Evidence based practice (EBP), the concept of implementing scientific evidence to occupational practice and treatment, is relatively novel in the field of Speech Language Pathology. This is in part due to clinicians not feeling confident or knowledgeable enough to enforce EBP treatments. However, the use of EBP in treatment has been shown to have a positive impact on patient outcomes and clinician empowerment (Amit-Aharon et. al, 2020). The rapid emergence of EBP in the field has brought with it many new treatments to support therapy of speech disorders such as motor speech disorders. Globally, there exists very little research assessing the use of EBP for the treatment of motor speech disorders. In this study, we choose to target universities in Spain and assess the students’ perspectives on their knowledge of EBP as well as get a measure of their self confidence implementing EBP treatments for the motor speech disorder population. Participants (N=24) were Speech Language Pathology students from Spanish Universities in their third and fourth year. The task for this experiment was to complete a 7-10 minute survey with questions targeting student’s perspectives on EBP, their perceived levels of self-efficacy as well as questions relating to the COVID-19 pandemic and any possible effects that had on their education.

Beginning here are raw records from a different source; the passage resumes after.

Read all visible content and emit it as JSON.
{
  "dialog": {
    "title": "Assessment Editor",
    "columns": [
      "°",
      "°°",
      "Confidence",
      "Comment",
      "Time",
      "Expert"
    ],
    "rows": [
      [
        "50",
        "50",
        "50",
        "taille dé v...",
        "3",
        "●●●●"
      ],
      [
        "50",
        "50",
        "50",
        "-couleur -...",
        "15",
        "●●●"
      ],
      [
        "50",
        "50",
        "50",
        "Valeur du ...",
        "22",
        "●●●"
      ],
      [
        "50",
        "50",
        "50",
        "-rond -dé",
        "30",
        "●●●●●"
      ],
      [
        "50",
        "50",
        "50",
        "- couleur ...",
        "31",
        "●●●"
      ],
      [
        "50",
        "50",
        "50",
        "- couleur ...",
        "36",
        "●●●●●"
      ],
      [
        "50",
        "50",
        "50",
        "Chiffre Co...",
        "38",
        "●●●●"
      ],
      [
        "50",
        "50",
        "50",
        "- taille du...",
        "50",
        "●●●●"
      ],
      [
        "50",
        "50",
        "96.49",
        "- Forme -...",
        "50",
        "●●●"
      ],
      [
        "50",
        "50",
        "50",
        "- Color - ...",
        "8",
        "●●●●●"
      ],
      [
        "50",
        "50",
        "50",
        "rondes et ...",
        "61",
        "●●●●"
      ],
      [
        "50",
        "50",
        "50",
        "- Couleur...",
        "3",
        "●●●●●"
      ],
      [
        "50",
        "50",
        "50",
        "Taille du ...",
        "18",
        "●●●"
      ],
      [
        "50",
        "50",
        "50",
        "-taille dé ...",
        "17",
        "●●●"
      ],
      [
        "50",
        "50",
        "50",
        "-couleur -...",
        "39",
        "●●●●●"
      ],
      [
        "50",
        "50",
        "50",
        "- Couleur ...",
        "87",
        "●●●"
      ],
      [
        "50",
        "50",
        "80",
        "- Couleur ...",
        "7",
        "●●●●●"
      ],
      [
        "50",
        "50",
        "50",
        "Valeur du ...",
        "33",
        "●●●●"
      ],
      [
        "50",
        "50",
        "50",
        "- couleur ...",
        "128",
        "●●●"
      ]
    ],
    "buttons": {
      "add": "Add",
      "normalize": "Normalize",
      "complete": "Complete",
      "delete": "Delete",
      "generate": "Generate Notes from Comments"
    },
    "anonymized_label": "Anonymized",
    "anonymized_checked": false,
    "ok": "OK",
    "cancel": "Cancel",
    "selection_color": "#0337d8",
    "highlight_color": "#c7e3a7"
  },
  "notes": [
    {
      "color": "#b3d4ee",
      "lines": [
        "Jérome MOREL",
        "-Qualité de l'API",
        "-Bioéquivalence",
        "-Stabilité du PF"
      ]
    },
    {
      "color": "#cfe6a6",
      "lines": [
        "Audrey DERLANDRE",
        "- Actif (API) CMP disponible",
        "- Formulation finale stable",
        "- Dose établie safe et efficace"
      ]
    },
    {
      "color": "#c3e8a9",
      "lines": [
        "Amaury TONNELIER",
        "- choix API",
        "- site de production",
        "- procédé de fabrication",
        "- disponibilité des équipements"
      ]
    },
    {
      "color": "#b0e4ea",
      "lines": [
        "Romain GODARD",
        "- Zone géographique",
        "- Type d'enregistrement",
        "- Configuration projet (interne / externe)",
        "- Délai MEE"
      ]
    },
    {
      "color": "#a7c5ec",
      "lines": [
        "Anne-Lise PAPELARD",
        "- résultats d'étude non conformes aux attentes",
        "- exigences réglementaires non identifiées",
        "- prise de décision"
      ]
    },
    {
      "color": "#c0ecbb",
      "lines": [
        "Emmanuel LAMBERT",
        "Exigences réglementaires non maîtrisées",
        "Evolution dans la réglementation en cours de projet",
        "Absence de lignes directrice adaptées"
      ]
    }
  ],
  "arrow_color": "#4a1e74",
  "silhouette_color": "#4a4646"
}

Preliminary scans of the data show that there seems to be knowledge of EBP in treating motor speech disorders; however, there are some inconsistencies in responses. Additionally there were mixed responses in the self-efficacy questionnaire with some students having a higher confidence in their clinical abilities because of their previous clinic experience while others ranking lower confidence because they did not have experience. This finding suggests that experiences in clinics strongly impact the self confidence of student clinicians, though more research targeting those specific variables would need to be conducted to draw a firm conclusion. The results of this study could potentially enhance SLP programs around the world. As the use of EBP becomes more important in the field, the perspectives of students completing the program is valuable information when it comes time to assess the curricula and perhaps in the future predictors of success for student clinicians based on their knowledge of EBP and their confidence of using it.